Cut the tofu into 3X3cm blocks with a thickness of 0.5cm. Wash Flammulina velutipes for later use.

3. Pour a small amount of oil into the pan. When the oil is 70% hot, add the tofu block.

5. Leave a small amount of low oil in the pot and saute the chopped green onion.

7. After the Flammulina velutipes are soft, add oyster sauce and light soy sauce and stir well.

9. When 80% of the juice is received, add green pepper. Stir-fry for 1 min, and then serve.

300g of bean curd, 30g of carrot, 30g of auricularia auricula, 30g of sweet bean pod, 0/0g of garlic sprout, 0/piece of red pepper, 0/piece of ginger, 0/piece of garlic, 0/piece of kloc, and a proper amount of starch.

Seasoning:

30g of edible oil, sesame oil 1 spoon, oyster sauce 1 spoon, 2 tablespoons of broth, refined salt 1 spoon, sugar 1 spoon, monosodium glutamate,

Production process

1, sliced tofu, fried in a pan until both sides are golden yellow,

2. Slice carrots and auricularia auricula, cut garlic seedlings obliquely, cut red peppers, and slice garlic and ginger for later use.
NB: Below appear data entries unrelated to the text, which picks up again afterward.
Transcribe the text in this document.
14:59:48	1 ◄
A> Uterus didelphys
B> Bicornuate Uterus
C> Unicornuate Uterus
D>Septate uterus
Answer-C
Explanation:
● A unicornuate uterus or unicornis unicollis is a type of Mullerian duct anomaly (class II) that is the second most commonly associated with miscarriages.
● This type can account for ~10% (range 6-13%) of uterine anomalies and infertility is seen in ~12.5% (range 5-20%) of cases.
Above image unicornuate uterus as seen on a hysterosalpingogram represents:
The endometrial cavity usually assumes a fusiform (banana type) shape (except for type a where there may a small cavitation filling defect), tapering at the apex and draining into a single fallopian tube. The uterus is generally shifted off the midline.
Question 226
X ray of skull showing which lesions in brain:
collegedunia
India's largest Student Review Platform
3. Heat the oil in the pan, first saute garlic slices, ginger slices and red pepper segments, then add stock, oyster sauce and white pepper.

red cooked beancurd pieces

Sugar, after boiling, add tofu slices, auricularia auricula slices, carrot slices, sweet bean pods, garlic sprouts, refined salt and monosodium glutamate, and cook for 3 minutes, then thicken with water starch and pour sesame oil.

Features:

Crisp and refreshing, rich in nutrition.

The chef knows everything:

It will be better to make this dish with brine tofu.